Skype is free to use. Microsoft Lync costs lots of licensing money. They do the same things, so why would anyone pay for Lync?
This is the sort of question I’ve been asked more than once, from end users to high class Linux Engineers who are used to using the best fit free solution to their problem. As with most things, the choice between the two is dependent on what you want out of it.
They’re both owned by Microsoft now, and MS has started to integrate the two together. Some of the lines are starting to blur – but again, what does Lync offer that Skype doesn’t?
First, Skype is a consumer product. Lync is an enterprise product. Skype will update it’s desktop software whenever Microsoft’s severs say they’re ready. Lync will update when you tell your WSUS Server that it’s time to, after sufficient testing has been carried out. That’s the same reason nobody likes iTunes in an enterprise environment.

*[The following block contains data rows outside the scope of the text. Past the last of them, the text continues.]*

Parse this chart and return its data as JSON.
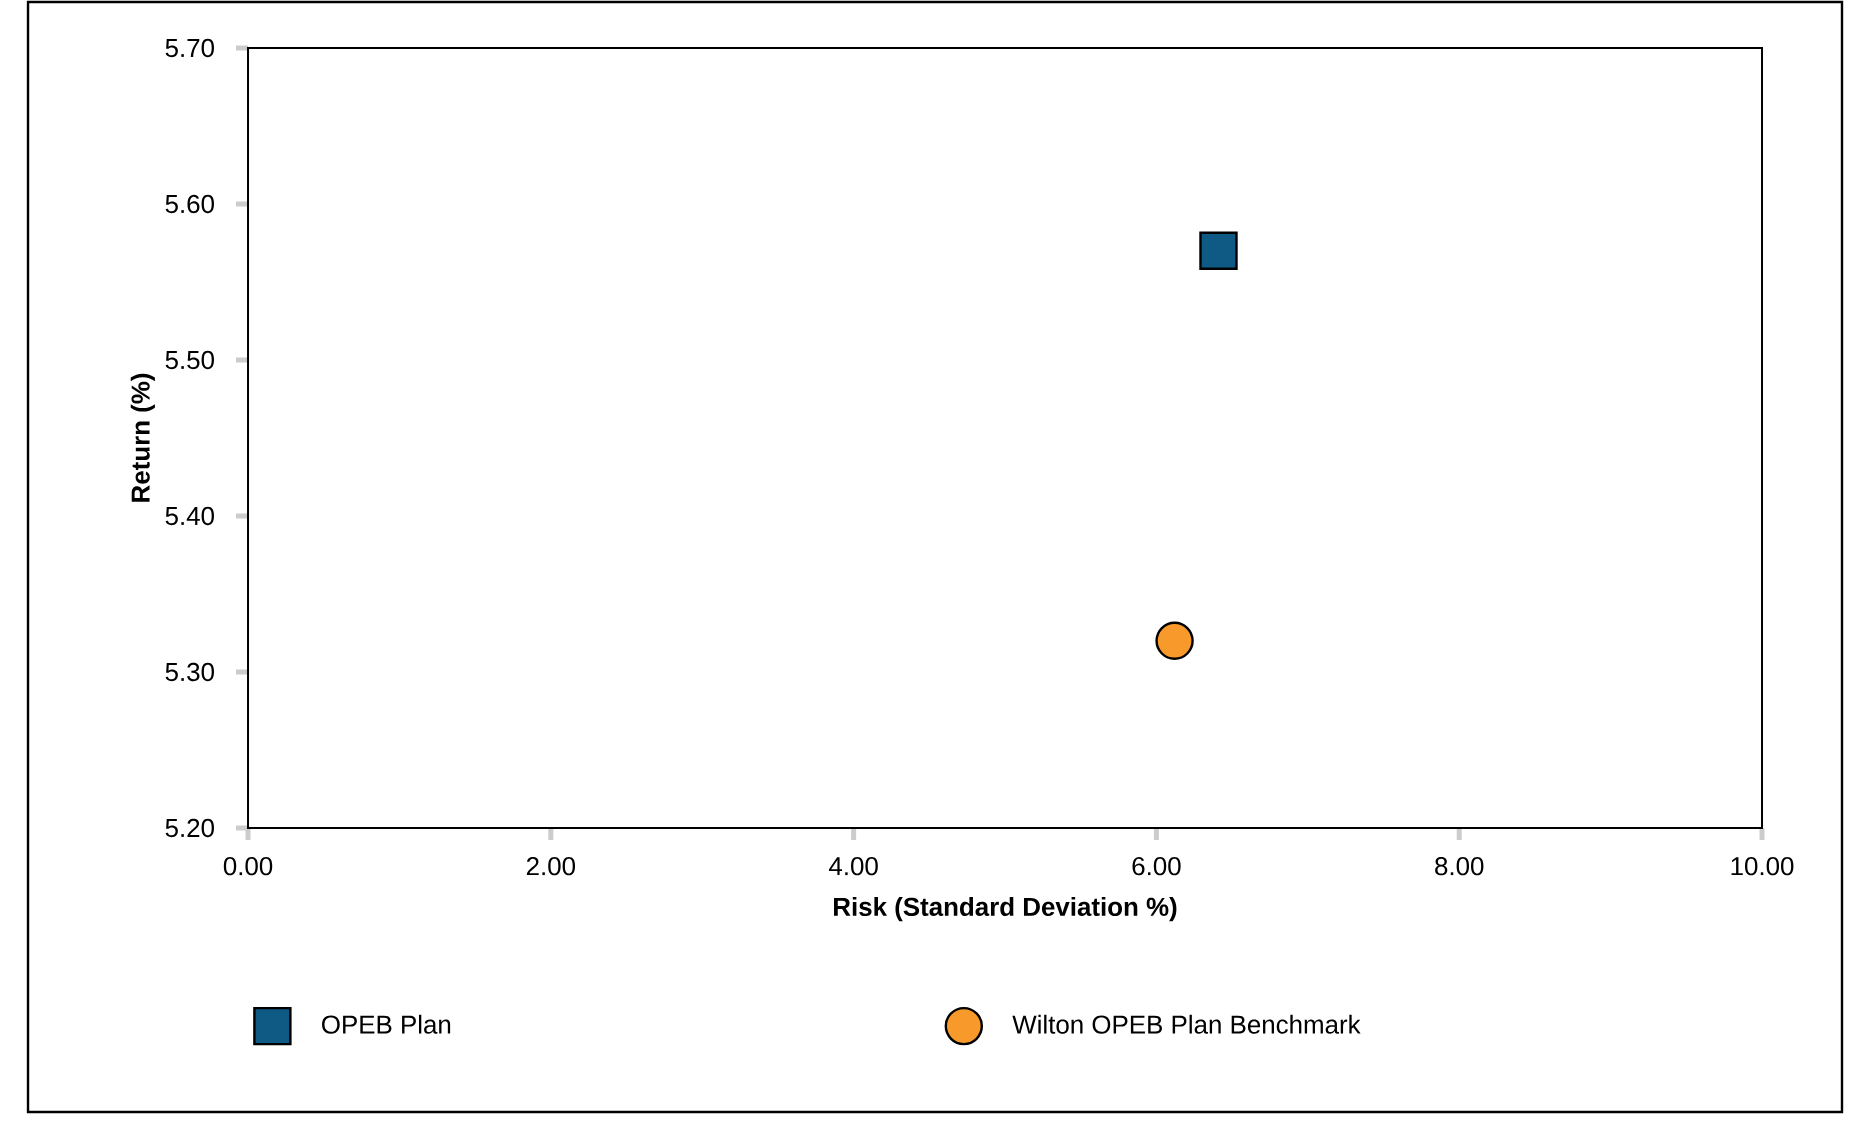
{
  "chart_data": {
    "type": "scatter",
    "xlabel": "Risk (Standard Deviation %)",
    "ylabel": "Return (%)",
    "xlim": [
      0,
      10
    ],
    "ylim": [
      5.2,
      5.7
    ],
    "xticks": [
      {
        "value": 0,
        "label": "0.00"
      },
      {
        "value": 2,
        "label": "2.00"
      },
      {
        "value": 4,
        "label": "4.00"
      },
      {
        "value": 6,
        "label": "6.00"
      },
      {
        "value": 8,
        "label": "8.00"
      },
      {
        "value": 10,
        "label": "10.00"
      }
    ],
    "yticks": [
      {
        "value": 5.2,
        "label": "5.20"
      },
      {
        "value": 5.3,
        "label": "5.30"
      },
      {
        "value": 5.4,
        "label": "5.40"
      },
      {
        "value": 5.5,
        "label": "5.50"
      },
      {
        "value": 5.6,
        "label": "5.60"
      },
      {
        "value": 5.7,
        "label": "5.70"
      }
    ],
    "grid": false,
    "legend": "bottom",
    "series": [
      {
        "name": "OPEB Plan",
        "color": "#0f5a84",
        "marker": "square",
        "x": [
          6.41
        ],
        "values": [
          5.57
        ]
      },
      {
        "name": "Wilton OPEB Plan Benchmark",
        "color": "#f89a2b",
        "marker": "circle",
        "x": [
          6.12
        ],
        "values": [
          5.32
        ]
      }
    ]
  }
}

Lync will use your internal usernames and email addresses, while Skype needs an external Skype or Microsoft account. An I.T. Department can’t do as much to help someone who’s forgotten their username, had their account hijacked, blocked, eaten by a grue etc, while the Lync account is dependent on your Active Directory account and fully controllable (there is Skype Manager for businesses, where business accounts can be created from a CSV and some management overhead – but this is at a very basic level. See https://support.skype.com/en/faq/FA10519/what-is-skype-manager-and-how-does-it-work for further details).

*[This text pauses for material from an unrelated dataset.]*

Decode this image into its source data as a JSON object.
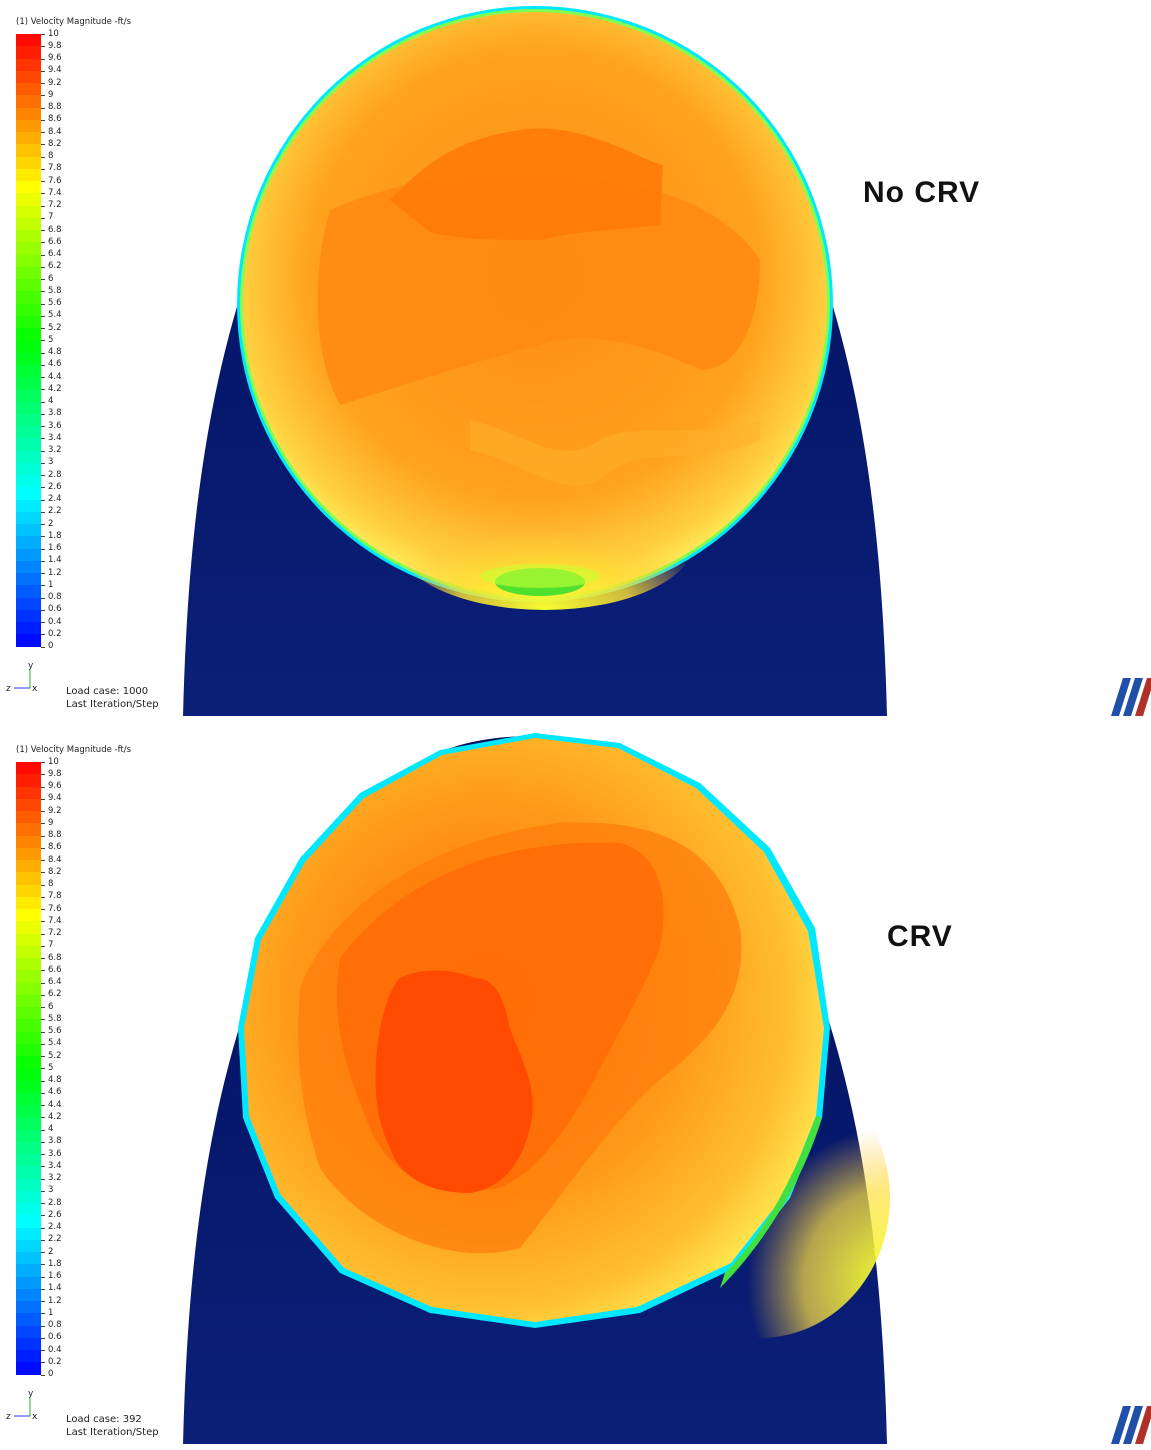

Lync with Enterprise voice (with a compatible gateway) will allow you to use your existing company number range, and have Lync as your full PBX solution. Skype you have to buy a new phone number, and will be completely locked in to using Skype or losing the number. Vendor lockin is never a good thing.
Lync will fully integrate with your Exchange environment, with useful functions such as using Unified Messaging with Voicemail and sending the message back via email, conversation and call history saved back to each user’s mailbox, and fully reportable usage details via Lync’s SQL Reporting Services. Response groups for centralised numbers, simultaneous rings to multiple staff and other advanced voice functions make Lync a much fuller business product when compared to Skype.
Collaboration is much stronger in Lync too. Just being able to see if fellow staff members are available, on the phone, in a meeting, away for an hour or 24 hours automatically by their status saves everyone time. Screen sharing, whiteboards are incredibly useful extras. Both products have easily creatable multi participant calls and video chats, but at the Skype end you need to be a premium user for that function.
Lync can also host online meetings with external third parties, who only need a web browser and not a full Lync client or even a Lync account.
If you’re a complete control freak (as you should be in I.T.), you can have Lync on-premise with absolute control of your servers and the data they hold, or trade off some of the control with Office 365. Skype is a black box of mystery in regards to the server side. Redundancy, uptime and protection of data is a cross of the fingers since there’s not much else to do. If Skype ever goes down and your customers can’t contact you, you’ll have to hope someone at the Skype factory finds the right switch to flick.
There are probably other things I haven’t covered in this overview, but Microsoft Lync is an enterprise grade solution with everything you’d expect to get with that caliber of product, including the price tag.